Ihre beiden Kinder wohnen mit Familie in Kamp-Lintfort. Zwei Urenkel machen das Glück von Elisabeth und Johannes Davids perfekt. Ihr Patentrezept für eine gemeinsame lange Zeit geben sie auch preis: Zufriedenheit und viele Dinge mit Humor nehmen. „Sicher, wir haben uns auch ordentlich die Meinung gesagt, dann war wieder alles gut. Wir hatten unsere Arbeit. Da ging der Tag schnell rum“, erzählt Elisabeth Davids, die für ihr Leben gern strickt. Für Abwechslung sorgten bei ihrem Mann Johannes die Treffen mit den Kegelbrüdern, den Kamper St. Josef Schützenbrüdern und dem Schützenverein Altfeld-Saalhoff, dem er mit 14 Jahren beitrat.

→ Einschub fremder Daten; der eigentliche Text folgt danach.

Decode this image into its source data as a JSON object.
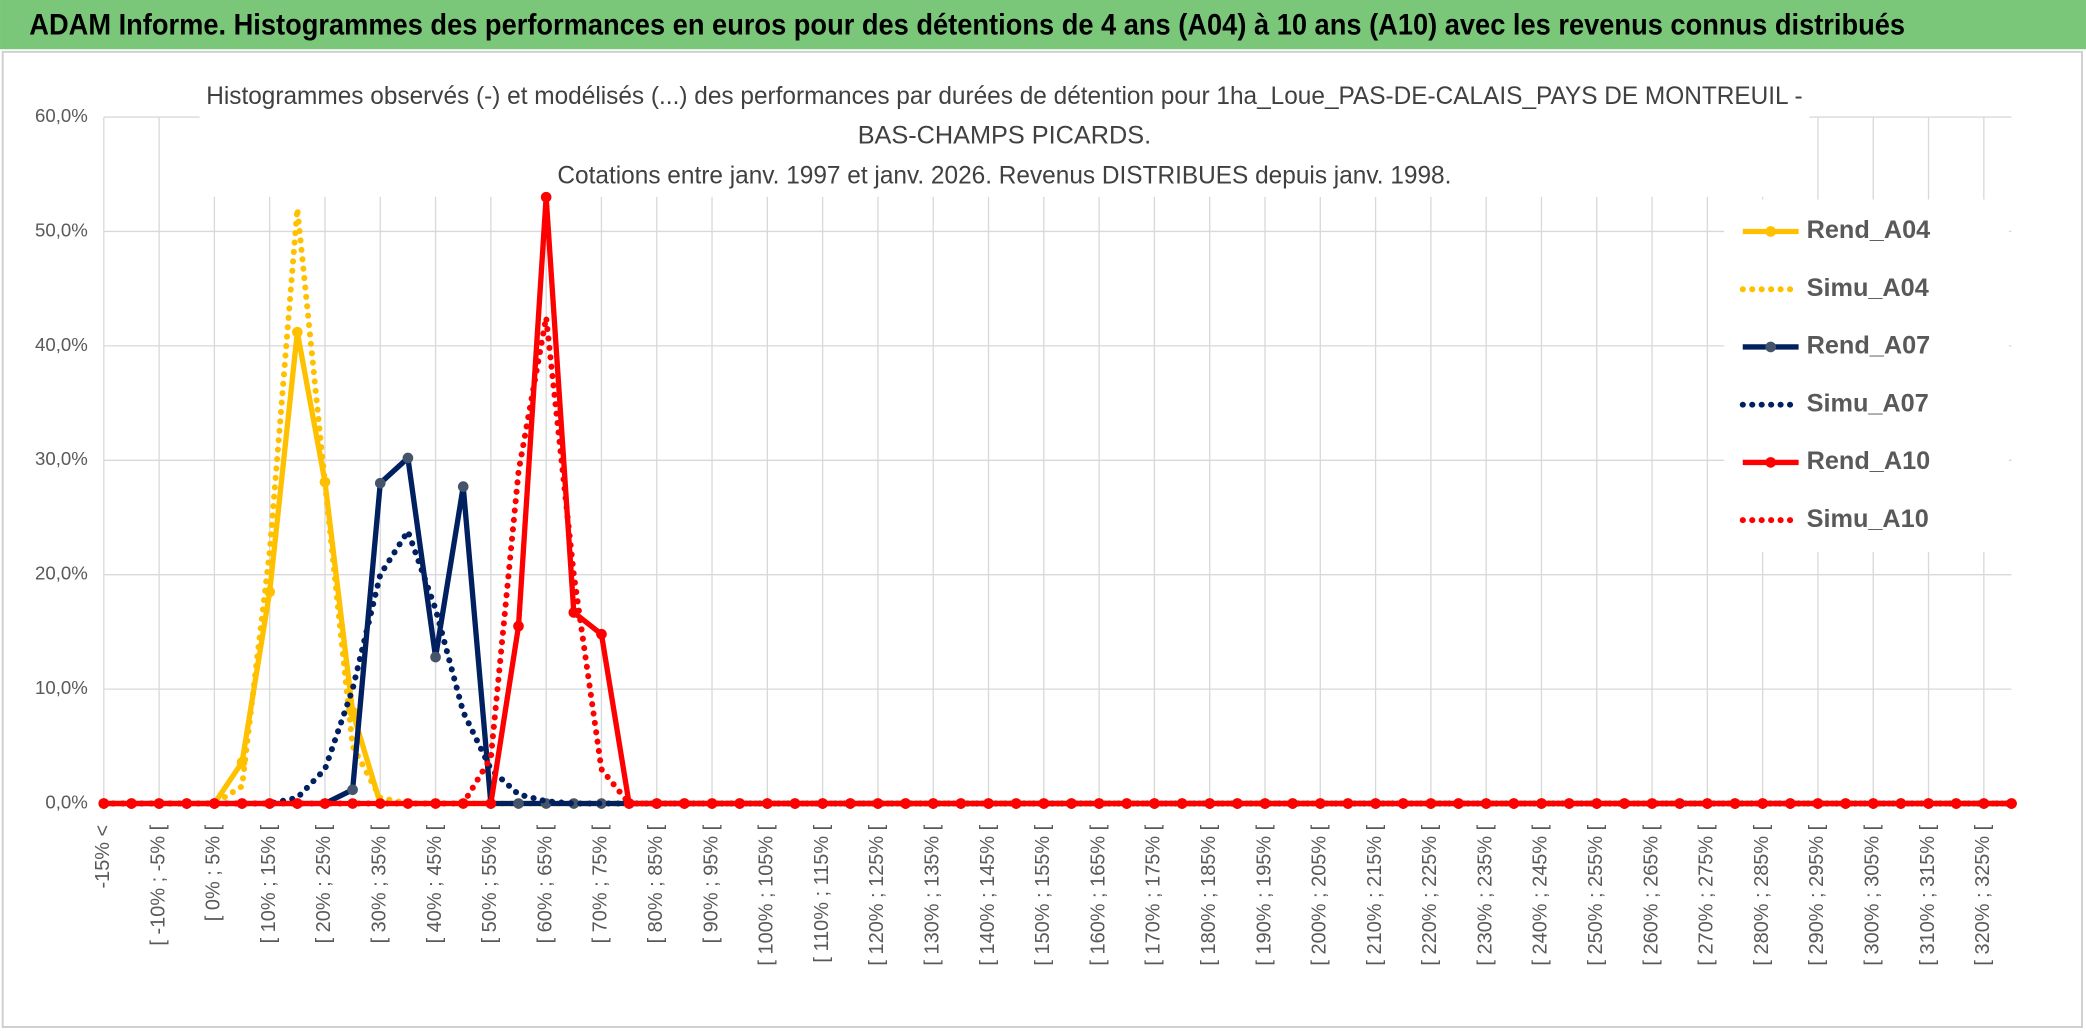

Schützenkönig sei er jedoch nie gewesen, sagt Johannes Davids, nur einmal mit auf dem Thron. Coronabedingt wird nur im Kleinen gefeiert. Große Feste mit viel Sonnenschein waren es bei den vorherigen Ehejubiläen, zur Diamantenen Hochzeit mit 60 Jahren und vor fünf Jahren zur Eisernen Hochzeit, wie die zahlreichen Familienbilder mit Kirchgang zeigen.